Introduced as a Waymo 360° experience, the immersive video (see below) recreates in full detail a self-driving ride. Viewers can control the camera to “see through the eyes” of a Waymo vehicle by either moving a mobile viewing device around, using it with a virtual reality headset, or by dragging the video around the screen on a desktop.
“This is the latest step in our efforts to help people understand our technology and how it can make it safer and easier for everyone to get around,” says Meiling Tan, Head of Marketing, Waymo. “It follows on the launch of Let’s Talk Self-Driving, the world’s first self-driving public education campaign, and our first-ever Safety Report.”
Using 360° video to demonstrate Waymo’s constant 360-degree field of view technology, says the company, lets viewers see firsthand what it means to have millions of data points surrounding them in all directions at any given moment. It also can be used to compare with how human drivers perceive the world.
The basis of the video was created from data obtained from driving one of Waymo’s self-driving Chrysler Pacifica hybrid minivans on the streets of Metro Phoenix, Arizona. The laser visualization in the video presents a simplified view of the LiDAR data collected by the vehicle’s sensors – the radar animation showing how the sensors bounce radar waves off surrounding objects to gauge their position and speed.

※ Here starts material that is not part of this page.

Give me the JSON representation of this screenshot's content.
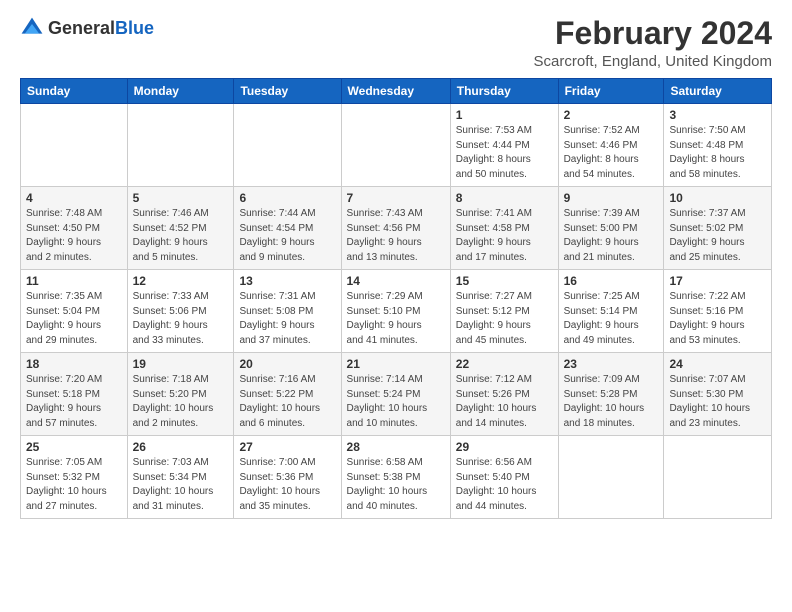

The traffic lights in the camera scene are examples of visible objects that were detected by the vehicle’s high-resolution cameras. The predictions of what each pedestrian, cyclist, or vehicle will do next in the video are based off of real-time predictions made by the company’s self-driving software.
“We’ve also found that people who ride with Waymo tend to relax quickly as they follow the car’s live field of view in the passenger screen, and realize that the ride itself feels just like an ordinary ride from A to B,” says Tan. “This 360° video allows you to get as close to this experience as possible. You’re watching the car self-drive on a real city street, as you ride in the back.”
The company notes that currently it has “the world’s first and only fleet of fully self-driving cars on public roads,” and it has self-driven over five million miles. The company is looking to launch a driverless ride-hailing service in Arizona in the coming months.